E’ paradossale che i medesimi soggetti che hanno determinato la crisi ora salgano in cattedra per indicare come risolverla! Ed è ancora più paradossale che le ricette che indicano sono le stesse che hanno portato alla crisi!
Jeffrey Sachs, consigliere ONU, e direttore dell’Earth Institute della Columbia University, ha dimostrato, per esempio, che se gli Stati Uniti tagliassero tutti programmi sociali in corso (così come vorrebbero le destre variamente rappresentate) resterebbe un buco pari al 6% del PIL americano.
Il problema dunque non dovrebbe solo essere come affrontare la crisi ma come cambiare il modello economico, sociale e politico che l’ha determinata!

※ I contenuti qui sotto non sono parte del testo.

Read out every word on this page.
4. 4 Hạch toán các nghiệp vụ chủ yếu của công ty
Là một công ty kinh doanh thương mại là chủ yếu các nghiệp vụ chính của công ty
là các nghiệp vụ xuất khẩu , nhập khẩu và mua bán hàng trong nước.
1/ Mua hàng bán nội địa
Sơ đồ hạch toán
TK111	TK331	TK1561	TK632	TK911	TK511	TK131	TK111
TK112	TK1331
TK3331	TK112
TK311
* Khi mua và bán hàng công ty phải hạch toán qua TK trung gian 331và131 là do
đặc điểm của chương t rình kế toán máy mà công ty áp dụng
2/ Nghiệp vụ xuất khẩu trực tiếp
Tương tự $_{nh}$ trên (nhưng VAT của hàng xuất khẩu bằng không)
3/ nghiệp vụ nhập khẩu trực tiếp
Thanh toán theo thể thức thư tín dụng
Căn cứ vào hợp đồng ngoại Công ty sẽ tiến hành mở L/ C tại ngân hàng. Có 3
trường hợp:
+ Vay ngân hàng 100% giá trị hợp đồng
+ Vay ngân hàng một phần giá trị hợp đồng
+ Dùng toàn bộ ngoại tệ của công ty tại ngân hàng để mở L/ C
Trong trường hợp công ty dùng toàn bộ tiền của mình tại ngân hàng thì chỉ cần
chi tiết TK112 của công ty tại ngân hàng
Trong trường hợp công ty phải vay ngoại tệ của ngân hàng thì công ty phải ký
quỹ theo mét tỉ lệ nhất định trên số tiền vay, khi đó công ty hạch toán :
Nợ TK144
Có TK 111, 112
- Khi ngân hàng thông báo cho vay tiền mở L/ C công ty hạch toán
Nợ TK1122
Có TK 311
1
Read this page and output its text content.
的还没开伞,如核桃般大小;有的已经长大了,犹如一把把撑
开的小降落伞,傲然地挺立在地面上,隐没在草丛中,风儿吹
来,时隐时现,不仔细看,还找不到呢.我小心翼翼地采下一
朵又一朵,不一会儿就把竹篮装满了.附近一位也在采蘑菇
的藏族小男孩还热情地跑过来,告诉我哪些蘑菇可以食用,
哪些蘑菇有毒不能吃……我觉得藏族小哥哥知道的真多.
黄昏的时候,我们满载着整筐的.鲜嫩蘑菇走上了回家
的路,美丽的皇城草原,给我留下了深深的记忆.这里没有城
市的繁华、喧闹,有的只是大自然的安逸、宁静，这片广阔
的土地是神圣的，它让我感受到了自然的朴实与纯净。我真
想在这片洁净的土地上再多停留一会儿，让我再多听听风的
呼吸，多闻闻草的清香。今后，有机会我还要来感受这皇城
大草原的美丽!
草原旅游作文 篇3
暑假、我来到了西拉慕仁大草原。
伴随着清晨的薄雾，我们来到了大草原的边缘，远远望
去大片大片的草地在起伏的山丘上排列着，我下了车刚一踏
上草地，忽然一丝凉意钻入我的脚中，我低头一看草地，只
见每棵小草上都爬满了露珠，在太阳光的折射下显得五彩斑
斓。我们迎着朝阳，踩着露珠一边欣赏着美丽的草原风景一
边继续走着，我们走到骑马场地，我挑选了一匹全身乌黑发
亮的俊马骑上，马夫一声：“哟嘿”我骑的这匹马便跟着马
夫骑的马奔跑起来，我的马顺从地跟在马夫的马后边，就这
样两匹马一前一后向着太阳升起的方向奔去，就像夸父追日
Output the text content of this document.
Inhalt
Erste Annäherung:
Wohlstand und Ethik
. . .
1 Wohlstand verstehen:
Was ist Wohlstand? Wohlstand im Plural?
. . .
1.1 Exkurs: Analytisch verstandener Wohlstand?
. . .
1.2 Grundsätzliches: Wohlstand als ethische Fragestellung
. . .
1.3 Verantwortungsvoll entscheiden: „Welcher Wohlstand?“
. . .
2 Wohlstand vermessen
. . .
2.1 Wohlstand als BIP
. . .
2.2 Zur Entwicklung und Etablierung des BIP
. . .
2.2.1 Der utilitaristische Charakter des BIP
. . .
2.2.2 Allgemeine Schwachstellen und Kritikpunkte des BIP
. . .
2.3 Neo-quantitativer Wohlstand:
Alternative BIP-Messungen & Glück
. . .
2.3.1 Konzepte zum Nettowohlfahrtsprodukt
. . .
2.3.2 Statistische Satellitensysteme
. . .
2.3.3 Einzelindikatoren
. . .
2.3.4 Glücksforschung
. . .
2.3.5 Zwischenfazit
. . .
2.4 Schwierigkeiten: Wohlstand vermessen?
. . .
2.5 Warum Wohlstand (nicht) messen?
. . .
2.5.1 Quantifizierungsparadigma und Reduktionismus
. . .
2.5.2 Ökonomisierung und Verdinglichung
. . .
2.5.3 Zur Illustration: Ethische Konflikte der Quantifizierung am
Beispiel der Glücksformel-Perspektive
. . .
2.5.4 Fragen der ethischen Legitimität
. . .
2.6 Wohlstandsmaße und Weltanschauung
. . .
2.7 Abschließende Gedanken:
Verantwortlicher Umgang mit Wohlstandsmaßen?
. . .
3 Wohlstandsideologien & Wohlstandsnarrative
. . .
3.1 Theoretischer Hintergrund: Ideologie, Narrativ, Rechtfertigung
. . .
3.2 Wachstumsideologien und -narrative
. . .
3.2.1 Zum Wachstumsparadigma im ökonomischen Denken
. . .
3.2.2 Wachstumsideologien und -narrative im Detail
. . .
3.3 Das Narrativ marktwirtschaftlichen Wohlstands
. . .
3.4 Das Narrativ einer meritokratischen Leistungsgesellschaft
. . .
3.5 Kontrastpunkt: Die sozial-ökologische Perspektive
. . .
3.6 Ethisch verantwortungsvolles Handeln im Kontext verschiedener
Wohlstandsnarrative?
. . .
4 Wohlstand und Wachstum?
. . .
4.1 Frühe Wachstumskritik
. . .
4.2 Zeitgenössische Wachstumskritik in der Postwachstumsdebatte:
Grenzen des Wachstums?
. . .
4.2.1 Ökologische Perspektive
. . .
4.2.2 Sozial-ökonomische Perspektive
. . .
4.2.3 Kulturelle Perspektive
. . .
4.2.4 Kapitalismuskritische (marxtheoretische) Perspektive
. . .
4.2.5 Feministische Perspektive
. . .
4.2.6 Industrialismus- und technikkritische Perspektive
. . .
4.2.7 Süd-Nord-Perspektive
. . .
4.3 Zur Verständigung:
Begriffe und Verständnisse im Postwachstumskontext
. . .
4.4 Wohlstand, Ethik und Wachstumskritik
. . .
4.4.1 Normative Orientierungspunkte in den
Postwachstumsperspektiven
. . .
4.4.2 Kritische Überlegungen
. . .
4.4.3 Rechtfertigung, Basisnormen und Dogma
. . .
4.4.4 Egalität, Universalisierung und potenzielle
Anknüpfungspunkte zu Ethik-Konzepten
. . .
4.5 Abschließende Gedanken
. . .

Le cittadini e i cittadini che scendono in piazza da Atene a New York, da Madrid a Tunisi, da Il Cairo a Washington propongono altre soluzioni. Le proposte che avanzano sono interessanti perché si rifanno ad un orizzonte di senso che sembrava, ai più, ormai obsoleto.
Si propone di rilanciare l’ economia domandosi prima cosa e come produrre, si conviene sull’importanza di avere diritti di cittadinanza universali ed includenti in particolare quelli relativi al lavoro e si torna a desiderare un sistema pubblico di welfare che garantisca un presente dignitoso ed un futuro possibile. Si propone una patrimoniale sulle ricchezze , che solo poco tempo fa pareva scandaloso soltanto pensarla, e si chiede di porre un limite alle spese militari.
Un progetto di società ed un programma politico che prendesse sul serio di queste proposte potrebbe avere qualche chance non solo di far tornare i conti ma anche di rimettere in circolo energia positiva e voglia di cambiamento. Se non ora quando?